Got offered a Di Blasi which is an Italian Brompton-esque folder..just wondered anyone know about them .

Has a Shimano shifter..but also thinking about a Dahon..as there seems to be a lot of good reports about the Dahon..!

The Di Blasi I maybe buying is the Di Blasi R5


----------



## palinurus (3 Jun 2013)

I've heard they fold pretty fast but the folded size is larger than a Brompton. Quite heavy at 15kg (according to the DiBlasi website). I have no first hand experience of them though- they aren't common in the UK.


----------



## T4tomo (4 Jun 2013)

15kg - approx 1.5 times the weight of Brompton, no thanks


----------



## Bromptonaut (11 Jun 2013)

Boaters or caravanists bikes. Not really up to commuting.


----------



## Blue Hills (17 Jul 2013)

Have seen one or two - I wasn't impressed. Someone involved with a cycling group I was involved in had a Di Blasi folding trike. The thing seemed to flex all over the place when you poedalled even mildly.
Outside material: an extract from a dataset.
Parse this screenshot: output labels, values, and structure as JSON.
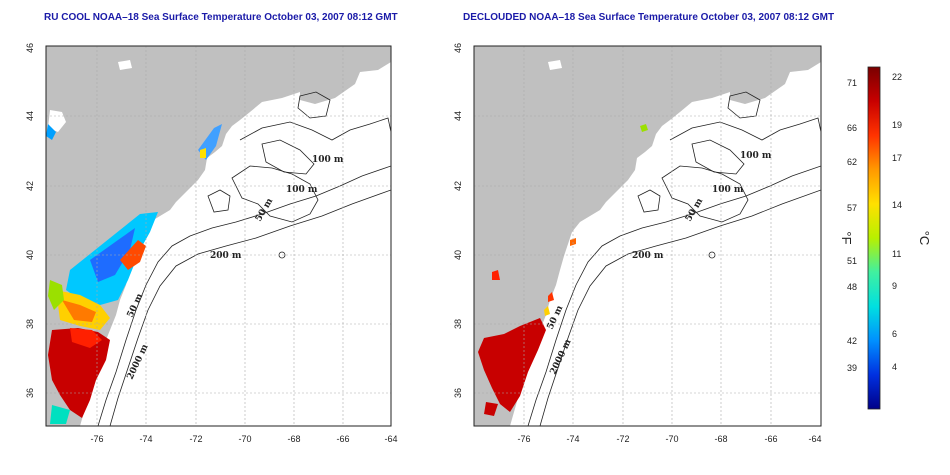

A bit surprising really - it's the sort of thing you'd maybe expect the Italians to be good at.


----------



## Blue Hills (17 Jul 2013)

lijunwei said:


> The Di Blasi I maybe buying is the Di Blasi R5


 
ah, googled and found this prominently featured on the di blasi page.






http://www.diblasi.it/VisImg.asp?Prd=R5&Cod=R5_Art_04&Lng=en

only in Italy ....

(and I do hope she has some cycle clips for that outfit)


----------